Today I weep. My beloved is gone. I miss him so deeply. There is nothing I can do. I cannot hear him, nor see him, nor touch him, nor talk to him. I would give anything to just have him for one moment. Oh, my heart breaks. The tears . . . the weeping.
It seems now that many days are good. There are days without weeping and I am thankful. But, when it hits it is still so deep and painful. I am writing the book outline and am getting to the weekend of the marathon. It is really difficult to relive it. I know that is why the tears come. How do I ever capture in word all that happened that weekend. How do I capture in word the emotion? How do I capture in word God’s unending faithfulness when my entire world had come crashing down?

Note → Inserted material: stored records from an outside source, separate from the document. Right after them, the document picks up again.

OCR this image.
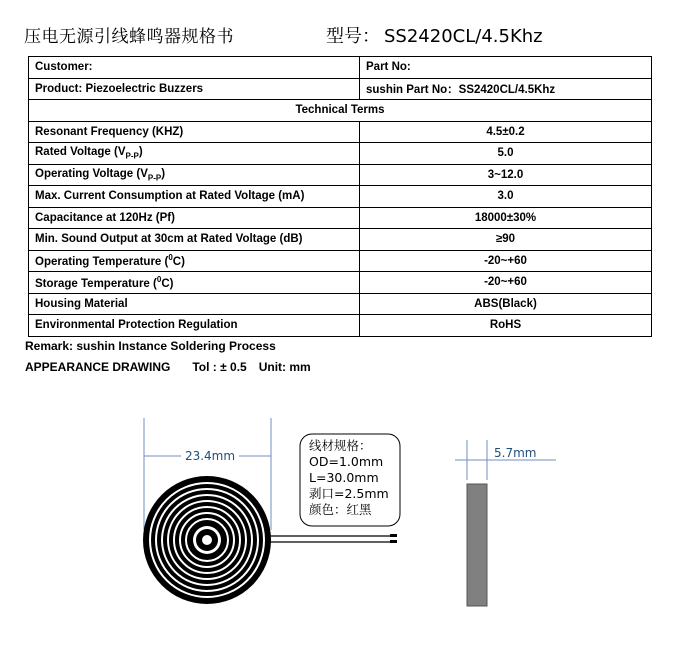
压电无源引线蜂鸣器规格书	型号： SS2420CL/4.5Khz
Customer:	Part No:
Product: Piezoelectric Buzzers	sushin Part No：SS2420CL/4.5Khz
Technical Terms	
Resonant Frequency (KHZ)	4.5±0.2
Rated Voltage $(V_{P-P})$	5.0
Operating Voltage $(V_{P-P})$	3~12.0
Max. Current Consumption at Rated Voltage (mA)	3.0
Capacitance at 120Hz (Pf)	18000±30%
Min. Sound Output at 30cm at Rated Voltage (dB)	≥90
Operating Temperature ($^0$C)	-20~+60
Storage Temperature ($^0$C)	-20~+60
Housing Material	ABS(Black)
Environmental Protection Regulation	RoHS
Remark: sushin Instance Soldering Process
APPEARANCE DRAWING Tol : ± 0.5 Unit: mm
23.4mm
线材规格：
OD=1.0mm
L=30.0mm
剥口=2.5mm
颜色：红黑
5.7mm
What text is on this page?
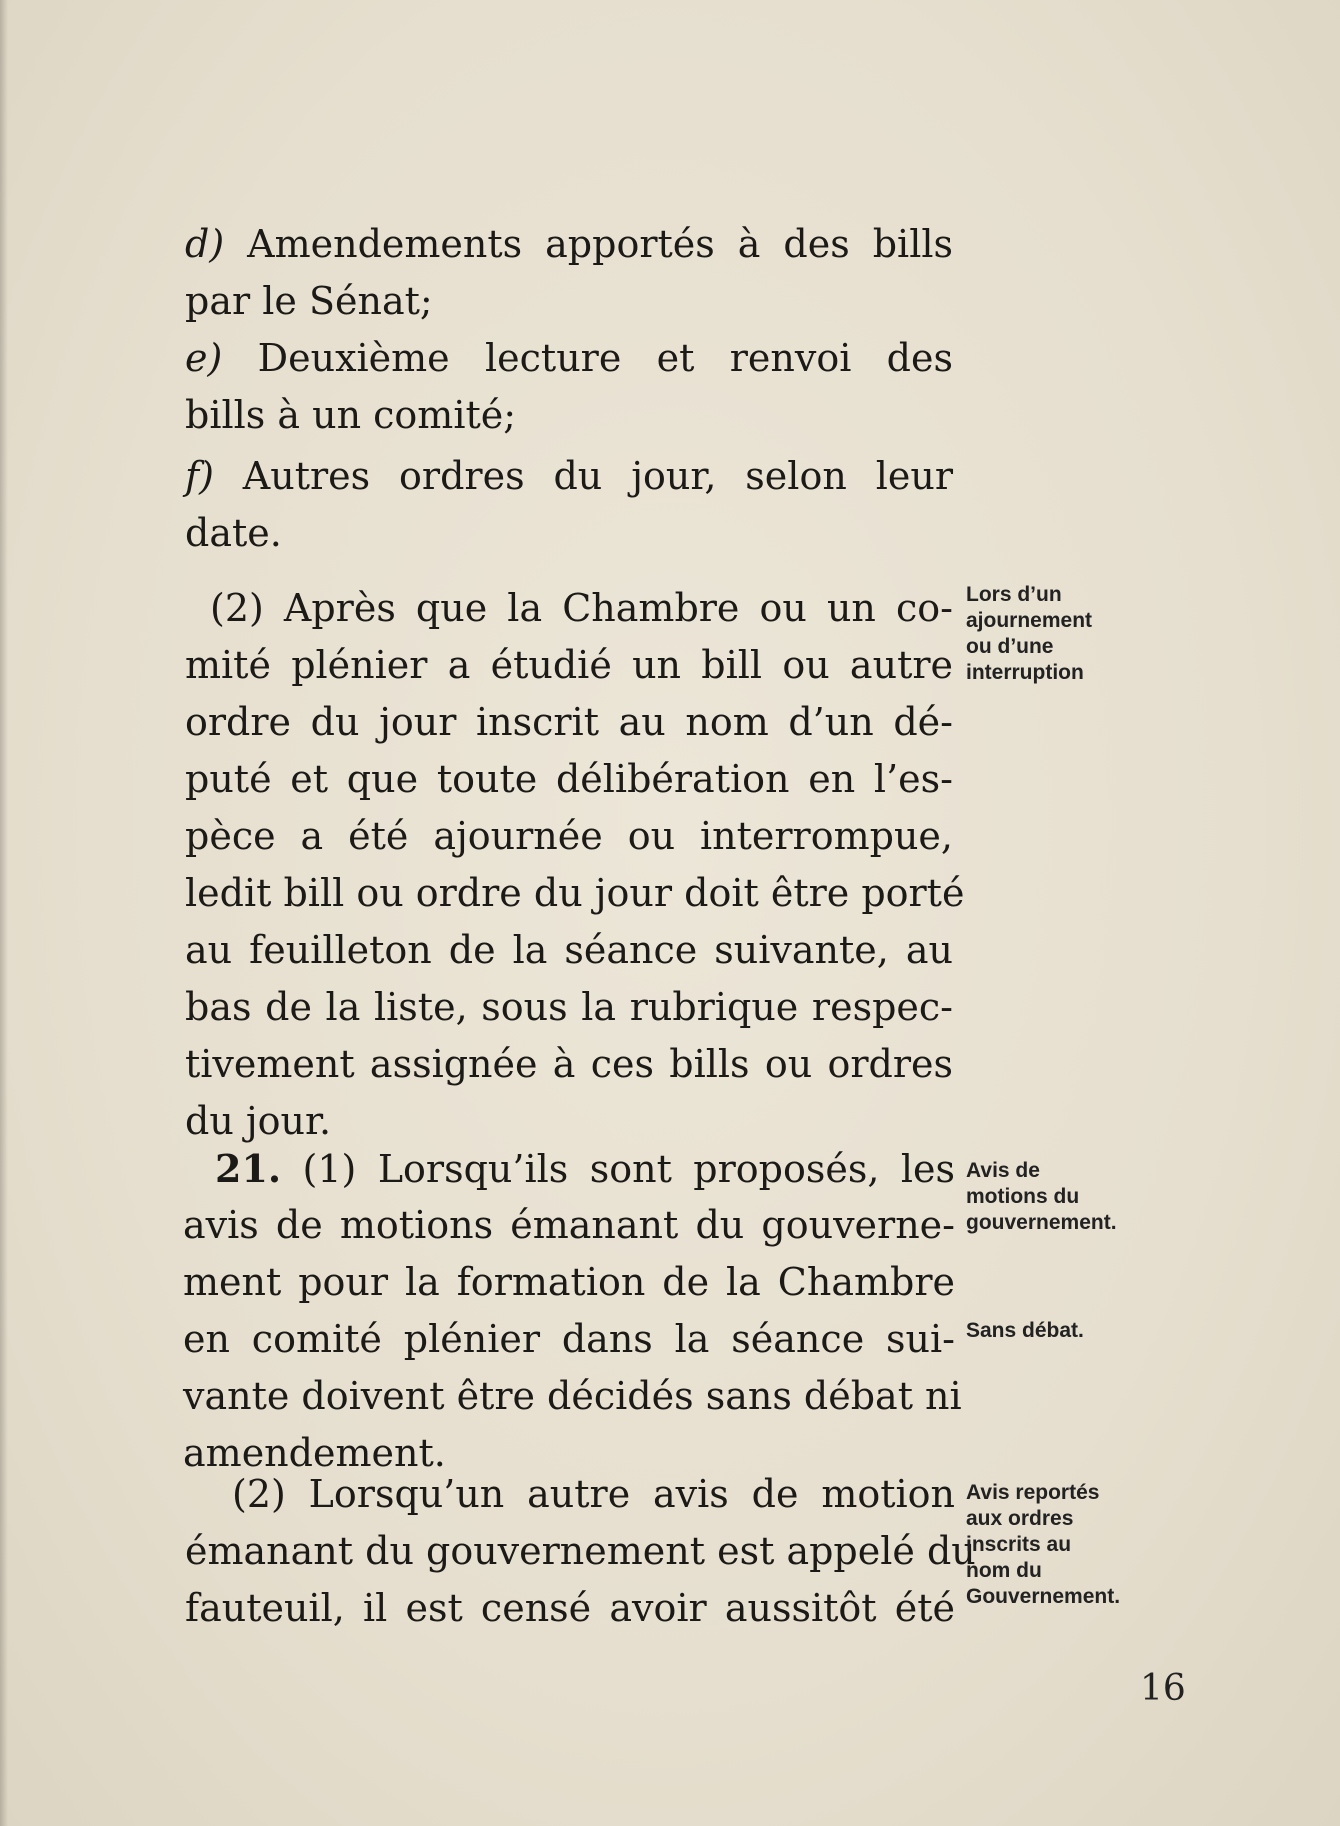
d) Amendements apportés à des bills
par le Sénat;
e) Deuxième lecture et renvoi des
bills à un comité;
f) Autres ordres du jour, selon leur
date.
(2) Après que la Chambre ou un co-
mité plénier a étudié un bill ou autre
ordre du jour inscrit au nom d’un dé-
puté et que toute délibération en l’es-
pèce a été ajournée ou interrompue,
ledit bill ou ordre du jour doit être porté
au feuilleton de la séance suivante, au
bas de la liste, sous la rubrique respec-
tivement assignée à ces bills ou ordres
du jour.
21. (1) Lorsqu’ils sont proposés, les
avis de motions émanant du gouverne-
ment pour la formation de la Chambre
en comité plénier dans la séance sui-
vante doivent être décidés sans débat ni
amendement.
(2) Lorsqu’un autre avis de motion
émanant du gouvernement est appelé du
fauteuil, il est censé avoir aussitôt été
Lors d’un
ajournement
ou d’une
interruption
Avis de
motions du
gouvernement.
Sans débat.
Avis reportés
aux ordres
inscrits au
nom du
Gouvernement.
16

I miss my beloved. Chad Michael – you were all my dreams come true. Thank you for your life and your love. Today I snuggled up next to Micah as I woke him up. His skin feels just like yours, Chad. There is so much of you living on in our babies. I snuggled him close and kissed that sweet, warm, skin. I told him that we weren’t planning to get pregnant when we did. I told him that he was a COMPLETE surprise . . . and one of the best surprises of my life. I told him that I can’t imagine life without him and that he reminds me so much of you. Honey, you would be so proud of our babies . . . they are such wonderful people! I know you see us! I know you must. Please show us signs of you today, Chad. Please! I need to see you today! I love you.